Dem Moorkundler Joosten geht es weniger darum, Wirtschaftsflächen unbedingt aus der Produktion zu holen. „Kein Moor wurde jemals einfach so zum Spaß entwässert. Letztendlich brauchen wir die Biomasse, die auf diesen Flächen gewonnen wird.“ Statt dort jedoch weiterhin Roggen oder Kartoffeln anzubauen, plädiert Joosten für eine nasse Form der Land- und Forstwirtschaft, die sogenannte Paludikultur. In einer Datenbank hätten seine Kollegen bereits zahlreiche Pflanzenarten zusammengetragen, die sich für den Anbau auf nassen Moorflächen eignen könnten. „In Deutschland haben wir beispielsweise den Anbau von Torfmoosen erprobt, die zukünftig als Ersatz für Torf in Blumenerde genutzt werden könnten“, erzählt Joosten. Auch Schilf und Rohrkolben ließen sich auf feuchten Moorböden gewinnen. „Rohrkolben ist vielseitig. Man kann Isolationsplatten daraus herstellen, ihn verbrennen oder als Viehfutter nutzen.“
Die Paludikultur steht erst am Anfang, doch sie könnte der Schlüssel zu einem erfolgreichen Moorschutz sein. „Diese Form der Bewirtschaftung verhindert die schlimmen Umweltauswirkungen entwässerter Moore und bietet gleichzeitig die Möglichkeit, weiterhin Biomasse zu gewinnen und Geld mit den Flächen zu verdienen“, meint Joosten. Und bis die Paludikultur effizient laufe, könne das Einkommen der Landwirte übergangsweise mit CO₂-Zertifikaten gewonnen werden. „Das Wichtigste ist, dass wir möglichst schnell möglichst viele Moore wiedervernässen, denn umso länger sie Treibhausgase ausdünsten, umso schlechter für das Klima.“
Im Süskenbrocksmoor stellt keiner die Frage nach einer produktiven Nutzung der Fläche. Hier wird, wenn alles gut geht, einmal das entstehen, was Hans Joosten eine „nasse Wildnis“ nennt. Auch die hat ihren Wert: Die Freisetzung von CO₂ würde gestoppt, seltene Tier- und Pflanzenarten würden sich wieder etablieren, und in Dürreperioden könnte das Moor als natürlicher Wasserspeicher in der Landschaft dienen.

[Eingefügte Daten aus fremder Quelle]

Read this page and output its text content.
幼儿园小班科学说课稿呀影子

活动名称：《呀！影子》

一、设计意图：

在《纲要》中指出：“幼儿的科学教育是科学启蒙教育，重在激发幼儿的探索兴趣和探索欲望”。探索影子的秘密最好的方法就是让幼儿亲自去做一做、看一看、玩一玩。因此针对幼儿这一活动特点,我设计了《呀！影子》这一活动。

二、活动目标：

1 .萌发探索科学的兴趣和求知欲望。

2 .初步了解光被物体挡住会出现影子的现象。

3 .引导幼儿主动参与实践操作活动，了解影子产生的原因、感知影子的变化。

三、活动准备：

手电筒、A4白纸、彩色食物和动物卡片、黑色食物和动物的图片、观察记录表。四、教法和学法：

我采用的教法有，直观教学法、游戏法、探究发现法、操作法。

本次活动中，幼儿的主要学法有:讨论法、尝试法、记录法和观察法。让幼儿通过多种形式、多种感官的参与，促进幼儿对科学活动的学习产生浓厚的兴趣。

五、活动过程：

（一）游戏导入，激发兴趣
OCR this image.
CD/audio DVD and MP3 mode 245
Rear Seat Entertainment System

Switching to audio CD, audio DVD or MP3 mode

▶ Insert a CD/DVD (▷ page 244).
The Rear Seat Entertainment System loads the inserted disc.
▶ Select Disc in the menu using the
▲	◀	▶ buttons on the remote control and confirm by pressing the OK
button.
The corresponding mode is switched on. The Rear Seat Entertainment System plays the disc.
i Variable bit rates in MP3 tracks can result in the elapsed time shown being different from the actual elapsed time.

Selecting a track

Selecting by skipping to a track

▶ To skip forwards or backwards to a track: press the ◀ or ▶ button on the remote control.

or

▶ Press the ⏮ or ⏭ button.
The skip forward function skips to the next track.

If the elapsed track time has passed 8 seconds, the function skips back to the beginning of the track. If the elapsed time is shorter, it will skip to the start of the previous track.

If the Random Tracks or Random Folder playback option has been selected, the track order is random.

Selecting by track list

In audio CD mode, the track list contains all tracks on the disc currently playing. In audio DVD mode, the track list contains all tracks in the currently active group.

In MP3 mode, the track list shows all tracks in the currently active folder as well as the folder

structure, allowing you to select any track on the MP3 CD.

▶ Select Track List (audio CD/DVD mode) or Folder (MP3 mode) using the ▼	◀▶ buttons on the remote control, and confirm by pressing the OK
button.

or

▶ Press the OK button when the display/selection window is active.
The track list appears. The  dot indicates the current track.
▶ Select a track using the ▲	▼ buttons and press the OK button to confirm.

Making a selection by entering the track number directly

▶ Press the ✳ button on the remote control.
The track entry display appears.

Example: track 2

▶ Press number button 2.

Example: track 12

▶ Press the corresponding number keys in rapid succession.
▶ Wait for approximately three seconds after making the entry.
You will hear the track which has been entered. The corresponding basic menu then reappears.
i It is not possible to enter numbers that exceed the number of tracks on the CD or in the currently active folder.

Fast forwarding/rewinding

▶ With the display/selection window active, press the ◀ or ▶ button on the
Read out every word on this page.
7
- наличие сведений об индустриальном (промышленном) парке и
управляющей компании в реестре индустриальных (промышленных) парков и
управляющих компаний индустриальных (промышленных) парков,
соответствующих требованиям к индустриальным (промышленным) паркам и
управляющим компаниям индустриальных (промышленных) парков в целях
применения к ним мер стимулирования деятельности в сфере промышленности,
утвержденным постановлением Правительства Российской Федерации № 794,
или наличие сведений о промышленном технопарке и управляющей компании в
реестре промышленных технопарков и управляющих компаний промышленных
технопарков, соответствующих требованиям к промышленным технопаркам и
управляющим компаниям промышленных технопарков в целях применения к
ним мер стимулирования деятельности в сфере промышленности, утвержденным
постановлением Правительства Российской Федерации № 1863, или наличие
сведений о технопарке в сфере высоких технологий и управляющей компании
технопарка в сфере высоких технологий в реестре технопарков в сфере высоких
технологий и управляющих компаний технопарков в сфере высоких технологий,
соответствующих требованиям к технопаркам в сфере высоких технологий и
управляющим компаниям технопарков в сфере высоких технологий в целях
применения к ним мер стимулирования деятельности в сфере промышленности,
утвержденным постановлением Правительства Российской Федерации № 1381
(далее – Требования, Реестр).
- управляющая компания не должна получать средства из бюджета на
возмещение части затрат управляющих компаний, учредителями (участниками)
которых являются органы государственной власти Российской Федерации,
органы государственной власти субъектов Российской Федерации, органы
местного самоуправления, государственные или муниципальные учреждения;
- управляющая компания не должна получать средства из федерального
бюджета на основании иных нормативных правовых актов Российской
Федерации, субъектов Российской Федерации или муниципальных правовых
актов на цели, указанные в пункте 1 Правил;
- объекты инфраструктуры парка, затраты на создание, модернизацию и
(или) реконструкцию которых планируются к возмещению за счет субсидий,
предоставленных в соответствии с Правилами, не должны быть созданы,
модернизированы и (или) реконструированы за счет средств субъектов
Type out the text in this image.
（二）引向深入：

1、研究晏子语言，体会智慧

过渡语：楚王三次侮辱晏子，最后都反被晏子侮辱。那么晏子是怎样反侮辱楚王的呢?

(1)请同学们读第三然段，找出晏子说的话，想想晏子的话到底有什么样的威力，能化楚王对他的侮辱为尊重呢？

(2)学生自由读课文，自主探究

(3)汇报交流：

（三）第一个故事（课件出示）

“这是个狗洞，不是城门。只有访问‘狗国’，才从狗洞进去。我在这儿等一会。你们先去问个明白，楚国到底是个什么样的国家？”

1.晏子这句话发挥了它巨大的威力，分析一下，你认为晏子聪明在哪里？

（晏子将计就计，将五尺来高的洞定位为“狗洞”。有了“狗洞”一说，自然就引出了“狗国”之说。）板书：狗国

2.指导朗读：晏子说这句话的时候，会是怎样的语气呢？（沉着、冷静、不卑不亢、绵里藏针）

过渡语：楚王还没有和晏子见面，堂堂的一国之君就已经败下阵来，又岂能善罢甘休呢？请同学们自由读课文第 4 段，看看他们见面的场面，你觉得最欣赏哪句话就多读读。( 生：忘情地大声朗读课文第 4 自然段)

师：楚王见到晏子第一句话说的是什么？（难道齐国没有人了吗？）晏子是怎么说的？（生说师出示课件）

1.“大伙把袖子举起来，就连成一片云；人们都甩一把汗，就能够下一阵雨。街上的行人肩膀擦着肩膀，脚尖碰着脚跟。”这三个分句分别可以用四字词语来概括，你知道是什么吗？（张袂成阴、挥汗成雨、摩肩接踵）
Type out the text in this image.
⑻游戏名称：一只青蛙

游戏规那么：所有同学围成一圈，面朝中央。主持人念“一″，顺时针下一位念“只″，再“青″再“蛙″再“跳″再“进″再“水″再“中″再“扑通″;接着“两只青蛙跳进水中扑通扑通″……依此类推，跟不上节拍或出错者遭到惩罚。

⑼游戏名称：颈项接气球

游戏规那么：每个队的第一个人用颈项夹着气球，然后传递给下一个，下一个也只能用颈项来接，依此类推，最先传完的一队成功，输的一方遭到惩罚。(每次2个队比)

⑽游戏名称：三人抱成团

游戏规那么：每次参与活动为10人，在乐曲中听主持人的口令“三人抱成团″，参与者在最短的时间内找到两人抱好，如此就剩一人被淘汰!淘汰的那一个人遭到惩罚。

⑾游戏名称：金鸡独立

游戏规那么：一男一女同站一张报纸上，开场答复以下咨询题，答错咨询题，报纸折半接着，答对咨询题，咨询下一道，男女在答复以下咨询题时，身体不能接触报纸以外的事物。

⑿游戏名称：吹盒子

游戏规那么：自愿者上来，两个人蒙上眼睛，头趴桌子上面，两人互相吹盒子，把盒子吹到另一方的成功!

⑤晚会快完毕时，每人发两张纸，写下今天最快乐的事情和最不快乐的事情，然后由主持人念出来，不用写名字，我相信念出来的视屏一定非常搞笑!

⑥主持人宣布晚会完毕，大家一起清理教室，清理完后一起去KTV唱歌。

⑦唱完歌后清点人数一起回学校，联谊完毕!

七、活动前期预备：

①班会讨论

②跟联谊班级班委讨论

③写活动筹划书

Für November sind die Naturschützer wieder im Moor verabredet. Sie wollen nachsehen, ob ihre Lehmplomben wirken und die Gräben dicht verschließen. „Nach dem Regen wird das super aussehen“, prognostiziert Uwe Fuellhaas. Und vielleicht schon nachhaltig in den Ohren klingen: Wenn der Schlamm dann wieder so richtig unter den Füßen schlotze, sei das Moor auf dem richtigen Weg.